Congress and the Administration must address not just electoral meddling, as it has been, but the totality of Russian interference and the damage it is causing to the U.S. economy.  

Today, the U.S. Chamber of Commerce released a report that addressed the lost economic benefits and job opportunities from recent anti-energy efforts in the U.S., such as New York State’s ban on hydraulic fracturing. The study found over $90 Billion in lost economic activity, 730,000 job opportunities missed, and another $20 Billion in unrealized tax revenue due to delays or cancellations of energy pipelines, power plants and terminals. 

NOW CONSIDER THIS: A portion of this sizable economic damage can be attributed to Russian active measures. It’s not just homespun activism, litigation and legislative battles blocking these domestic projects. There is foreign interference too.

Russia has a clear motive to stifle U.S. domestic energy development wherever and however it can; its own economy is overwhelmingly dependent on exporting oil and gas. Russia also has a track record of  butting into other countries’ matters around things such as fracking. And it has the wherewithal to finance and carry out influence operations abroad, as we saw most recently in the Mueller indictments of the IRA.

We don’t know yet how much to blame directly or indirectly on the Kremlin —more research is needed, along with more cooperation from social media companies to share evidence of Russian activities—but it could ultimately add up to a substantial percentage of the figures cited by the Chamber.  
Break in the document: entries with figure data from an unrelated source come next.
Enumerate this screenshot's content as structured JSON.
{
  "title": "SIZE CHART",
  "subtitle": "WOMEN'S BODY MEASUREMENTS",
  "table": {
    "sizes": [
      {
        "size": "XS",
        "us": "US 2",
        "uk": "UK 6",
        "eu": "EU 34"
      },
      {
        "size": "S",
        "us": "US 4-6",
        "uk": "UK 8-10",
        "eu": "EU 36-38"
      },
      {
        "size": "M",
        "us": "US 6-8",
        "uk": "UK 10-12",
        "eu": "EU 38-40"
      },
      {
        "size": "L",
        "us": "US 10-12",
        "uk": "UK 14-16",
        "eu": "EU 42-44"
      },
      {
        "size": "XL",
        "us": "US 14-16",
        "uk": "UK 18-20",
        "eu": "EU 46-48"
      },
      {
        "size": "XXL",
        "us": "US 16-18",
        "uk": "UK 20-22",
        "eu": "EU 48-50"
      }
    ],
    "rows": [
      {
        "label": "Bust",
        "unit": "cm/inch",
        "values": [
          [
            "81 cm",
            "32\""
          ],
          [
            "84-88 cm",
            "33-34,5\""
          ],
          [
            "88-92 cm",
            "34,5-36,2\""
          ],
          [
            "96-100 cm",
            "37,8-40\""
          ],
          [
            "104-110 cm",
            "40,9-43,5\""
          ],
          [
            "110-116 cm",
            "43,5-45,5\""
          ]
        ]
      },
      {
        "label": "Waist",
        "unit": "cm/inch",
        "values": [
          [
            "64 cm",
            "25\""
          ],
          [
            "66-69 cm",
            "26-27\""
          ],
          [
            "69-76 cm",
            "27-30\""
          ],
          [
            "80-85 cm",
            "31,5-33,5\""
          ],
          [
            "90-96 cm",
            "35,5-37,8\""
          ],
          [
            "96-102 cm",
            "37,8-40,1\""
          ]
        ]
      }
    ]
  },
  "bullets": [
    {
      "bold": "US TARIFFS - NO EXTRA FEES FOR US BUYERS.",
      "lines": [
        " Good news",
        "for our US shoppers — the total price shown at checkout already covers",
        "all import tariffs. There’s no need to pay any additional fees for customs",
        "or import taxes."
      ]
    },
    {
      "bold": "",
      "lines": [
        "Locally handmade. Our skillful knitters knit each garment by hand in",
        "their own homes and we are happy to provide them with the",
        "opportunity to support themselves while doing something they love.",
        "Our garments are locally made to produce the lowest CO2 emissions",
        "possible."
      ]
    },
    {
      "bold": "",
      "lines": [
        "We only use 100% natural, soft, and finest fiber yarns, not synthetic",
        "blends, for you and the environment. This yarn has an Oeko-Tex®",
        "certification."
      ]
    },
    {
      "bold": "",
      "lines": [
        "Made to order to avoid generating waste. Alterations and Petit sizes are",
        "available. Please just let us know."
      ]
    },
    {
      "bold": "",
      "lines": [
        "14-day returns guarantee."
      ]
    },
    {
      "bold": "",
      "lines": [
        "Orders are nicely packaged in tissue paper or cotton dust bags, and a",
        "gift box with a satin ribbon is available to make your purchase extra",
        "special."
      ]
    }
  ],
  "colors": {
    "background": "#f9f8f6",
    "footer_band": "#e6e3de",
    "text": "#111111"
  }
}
What’s more: this new study only looked at 15 specific projects and the New York fracking ban. There are numerous other major projects, including the Dakota Access Pipeline and Sabal Trail Pipeline to name just two, that weren’t even included in the Chamber study but saw undeniable Russian interference per a 2018 Congressional report (pdf). So the dollar figure could be higher still. 

Do not naively dismiss Russia’s social media meddling as minimal in impact. For starters, as the pair of recent Senate Intelligence Committee reports demonstrated, we are still learning the full extent of the Kremlin’s online operations in 2016. They were “much more comprehensive, calculating and widespread than previously revealed.” And likely there are still more stones unturned.

Not only that, after-the-fact analyses of public debates can underestimate the effect that a well-placed, well-timed message can have on people “in the moment.” We must at least consider that the onslaught of troll and bot messages could have helped sway or cement someone’s opinion on a pipeline project or fracking referendum or, for that matter, other contentious issues like the safety of vaccines.    

And, the scale of the Russian social posts, while once pooh-poohed in some corners, has indeed been shown to be large: IRA posts on Facebook and Instagram were shared by 30+ million people, according to the new reports by New Knowledge and the Oxford University Computational Propaganda Research Project

Lost jobs, lost business income, lost tax revenue… these are real economic consequences that have lasting impact. To say nothing of the family and societal turmoil that comes from economic insecurity. 

From Kremlin-linked social media posts and television coverage that stirred up negative public sentiment to influence campaigns geared at policymakers to secret funneling of money to protest groups, Russia has been pursuing its own anti-Western agenda with aplomb.

It’s time that Congress and the Administration get serious about exposing the full scale of Russian interference… and stopping it.